- Born: Vera Aleksandrovna Alvang April 4, 1890 Saint Petersburg, Russian Empire (present-day Russia)
- Died: June 24, 1992 (aged 102) Moscow, Russia
- Occupation: Rhythmitician

= Vera Griner =

Russia-born Soviet rhythmitician

Vera Aleksandrovna Griner (Note: Вера Александровна Гринер) ((Note: Альванг) 5 April 1890 – 24 June 1992) was a Russian Empire-born Soviet rhythmitician.

Griner was born in Saint Petersburg. Her father, Alexander Alvang, was a well-known barrister. Since 1908 the Alvang family had been living in Munich. It was here that Alvang became acquainted with Rhythmics. In 1911 she came to Dresden, where she took lessons from Dalcroze, and attended the newly founded Hellerau Institute. In 1912 Alvang, together with several pupils of Dalcroze came to St. Petersburg to train to be a teacher with courses set by Prince Serge Wolkonsky. After a year she was a teacher and a student of Hellerau, and in May 1913 she graduated from the Institute and returned to St. Petersburg to commence teaching, which she continued to do until 1970.

Alongside the courses, she gave lectures to audiences in St. Petersburg. In her archives there is a list of places where she worked detailing more than 30 organizations. In 1914 after the outbreak of the First World War, the courses were closed. The foreign teachers left the Russian Empire, and Alvang went to Moscow. At this time she married Emmanuel Griner. In Moscow she began her work at the School of Alexandrova, and following this she went to the Rhythmic Institute which was established in July 1919. It was directed by Nina Alexandrova, and Griner, together with many people familiar to her from the previous period, such as Prince Wolkonsky, got the teacher. After the Institute's closure, Griner worked at several organizations. Schukin Theatrical School was the most notable of these; she began there in 1939.

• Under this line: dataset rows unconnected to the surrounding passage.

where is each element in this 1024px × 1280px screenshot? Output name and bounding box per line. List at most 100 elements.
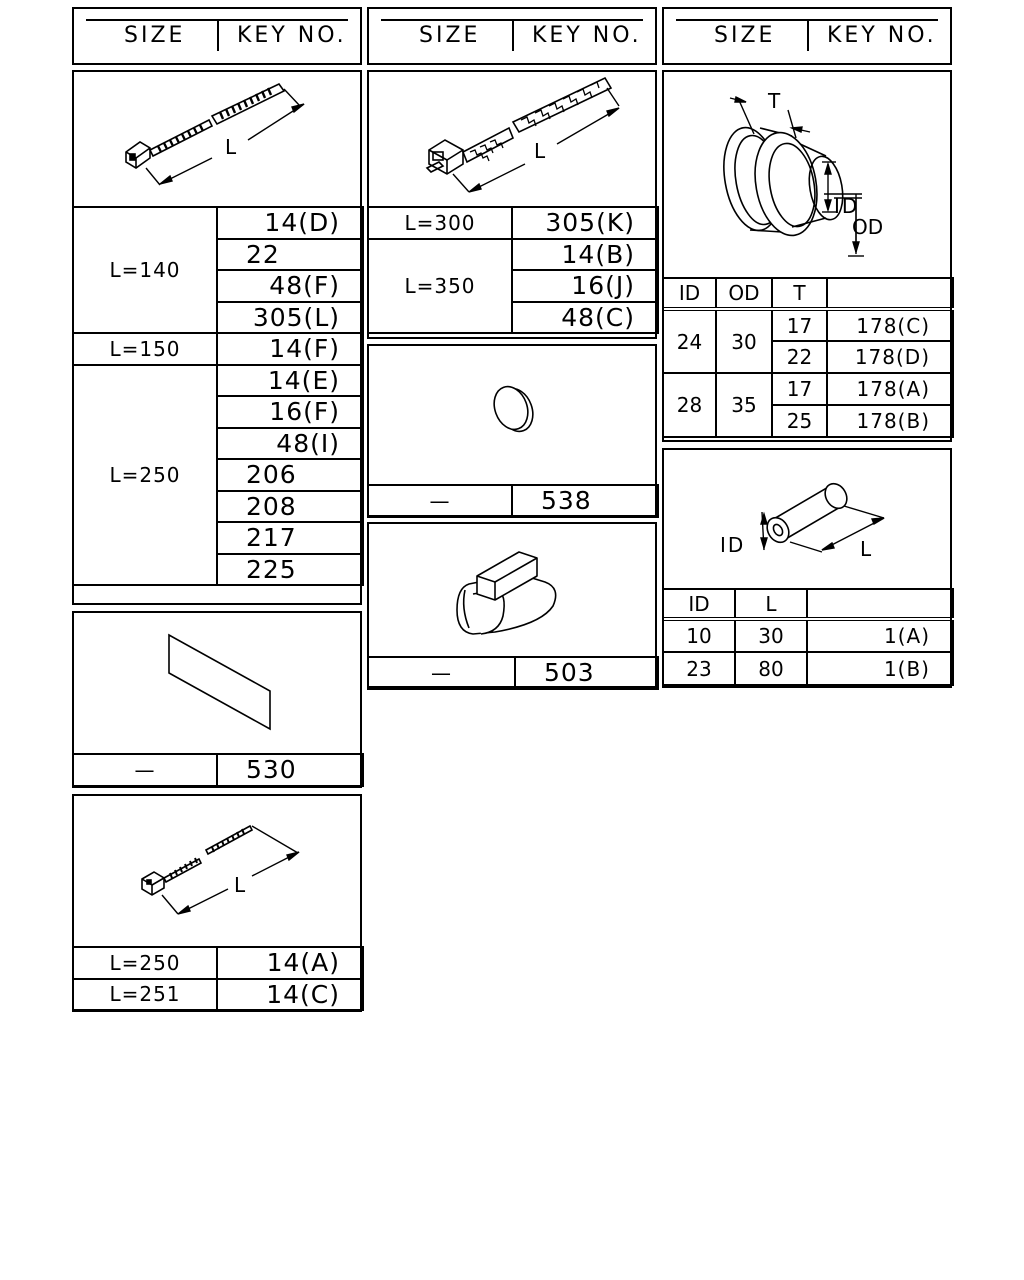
- key-no-header: KEY NO.: [237, 23, 347, 48]
- block-table: —503: [367, 656, 659, 690]
- header-col1: SIZE KEY NO.: [72, 7, 362, 65]
- key-no-cell: 14(D): [216, 206, 364, 240]
- tube-panel: ID L ID L 10 30 1(A) 23 80 1(B): [662, 448, 954, 688]
- key-no-cell: 178(B): [826, 404, 954, 438]
- key-no-cell: 48(C): [511, 300, 659, 334]
- id-cell: 28: [662, 372, 717, 438]
- id-cell: 10: [662, 618, 736, 653]
- key-no-cell: 503: [514, 656, 659, 690]
- table-header-row: ID OD T: [662, 277, 954, 310]
- grommet-panel: T ID OD ID OD T 24 30 17 178(C) 22 178(D…: [662, 70, 954, 442]
- key-no-cell: 14(C): [216, 977, 364, 1011]
- header-rule: [86, 19, 348, 21]
- key-no-cell: 178(A): [826, 372, 954, 406]
- key-no-cell: 14(F): [216, 332, 364, 366]
- header-key: [826, 277, 954, 310]
- size-cell: L=350: [367, 237, 513, 334]
- key-no-cell: 178(C): [826, 308, 954, 342]
- key-no-cell: 16(F): [216, 395, 364, 429]
- t-cell: 22: [771, 340, 828, 374]
- key-no-cell: 1(A): [806, 618, 954, 653]
- header-divider: [807, 21, 809, 51]
- table-row: 217: [73, 521, 364, 555]
- cable-tie-small-drawing: L: [141, 824, 300, 915]
- od-cell: 30: [715, 308, 773, 374]
- size-cell: L=300: [367, 206, 513, 240]
- table-row: 16(J): [368, 269, 659, 303]
- key-no-cell: 48(F): [216, 269, 364, 303]
- l-cell: 80: [734, 651, 808, 686]
- key-no-cell: 538: [511, 484, 659, 518]
- key-no-cell: 208: [216, 489, 364, 523]
- header-divider: [217, 21, 219, 51]
- key-no-cell: 16(J): [511, 269, 659, 303]
- table-row: —503: [367, 656, 659, 690]
- block-drawing: [456, 551, 557, 635]
- header-col3: SIZE KEY NO.: [662, 7, 952, 65]
- header-od: OD: [715, 277, 773, 310]
- size-header: SIZE: [124, 23, 186, 48]
- id-cell: 24: [662, 308, 717, 374]
- size-cell: L=250: [72, 946, 218, 980]
- table-row: 22 178(D): [663, 340, 954, 374]
- size-header: SIZE: [714, 23, 776, 48]
- size-cell: L=140: [72, 206, 218, 334]
- cable-tie-wide-drawing: L: [425, 76, 620, 193]
- dimension-t-label: T: [767, 89, 781, 113]
- key-no-cell: 22: [216, 237, 364, 271]
- t-cell: 17: [771, 308, 828, 342]
- dimension-l-label: L: [534, 139, 546, 163]
- size-cell: L=150: [72, 332, 218, 366]
- table-row: 22: [73, 237, 364, 271]
- header-id: ID: [662, 277, 717, 310]
- dimension-id-label: ID: [720, 533, 745, 557]
- table-row: 225: [73, 552, 364, 586]
- key-no-cell: 14(B): [511, 237, 659, 271]
- cable-tie-large-drawing: L: [125, 82, 305, 186]
- size-cell: L=251: [72, 977, 218, 1011]
- t-cell: 25: [771, 404, 828, 438]
- grommet-table: ID OD T 24 30 17 178(C) 22 178(D) 28 35 …: [662, 277, 954, 438]
- disc-drawing: [493, 385, 534, 433]
- table-row: 48(F): [73, 269, 364, 303]
- key-no-cell: 1(B): [806, 651, 954, 686]
- dimension-l-label: L: [234, 873, 246, 897]
- key-no-cell: 48(I): [216, 426, 364, 460]
- header-t: T: [771, 277, 828, 310]
- size-cell: —: [367, 656, 516, 690]
- table-row: —530: [72, 753, 364, 787]
- key-no-cell: 305(L): [216, 300, 364, 334]
- key-no-cell: 178(D): [826, 340, 954, 374]
- header-col2: SIZE KEY NO.: [367, 7, 657, 65]
- header-divider: [512, 21, 514, 51]
- key-no-cell: 530: [216, 753, 364, 787]
- key-no-header: KEY NO.: [532, 23, 642, 48]
- od-cell: 35: [715, 372, 773, 438]
- tube-drawing: ID L: [720, 482, 885, 561]
- id-cell: 23: [662, 651, 736, 686]
- table-row: 48(C): [368, 300, 659, 334]
- tube-table: ID L 10 30 1(A) 23 80 1(B): [662, 588, 954, 686]
- dimension-l-label: L: [225, 135, 237, 159]
- block-panel: —503: [367, 522, 659, 690]
- table-header-row: ID L: [662, 588, 954, 620]
- key-no-cell: 217: [216, 521, 364, 555]
- header-rule: [676, 19, 938, 21]
- table-row: 24 30 17 178(C): [662, 308, 954, 374]
- dimension-id-label: ID: [834, 194, 859, 218]
- key-no-cell: 225: [216, 552, 364, 586]
- key-no-header: KEY NO.: [827, 23, 937, 48]
- key-no-cell: 14(E): [216, 363, 364, 397]
- dimension-od-label: OD: [852, 215, 883, 239]
- header-rule: [381, 19, 643, 21]
- table-row: 28 35 17 178(A): [662, 372, 954, 438]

In 1991, Fédération internationale des enseignants de rythmique gave her the Honoured Member of this Federation. Griner died in Moscow.

==Selected publications==
- C.Bommeli, Vera Griner - Le Rythme, Geneve, bull.8-9, 1990–1991, p. 24-25
- Vera Griner, ‘A Year at the Émile Jaques-Dalcroze Institute in Hellerau, 1911–1912’, F.I.E.R. Bulletin 1 (1981): 4–7, p. 5
- Гринер, В., & Трофимова, М. (1996). Ритмика Далькроза и свободный танец в России 20-х годов. Мнемозина. Документы и факты из истории русского театра XX века/ред.-сост. ВВ Иванов. М.: ГИТИС, 124-148.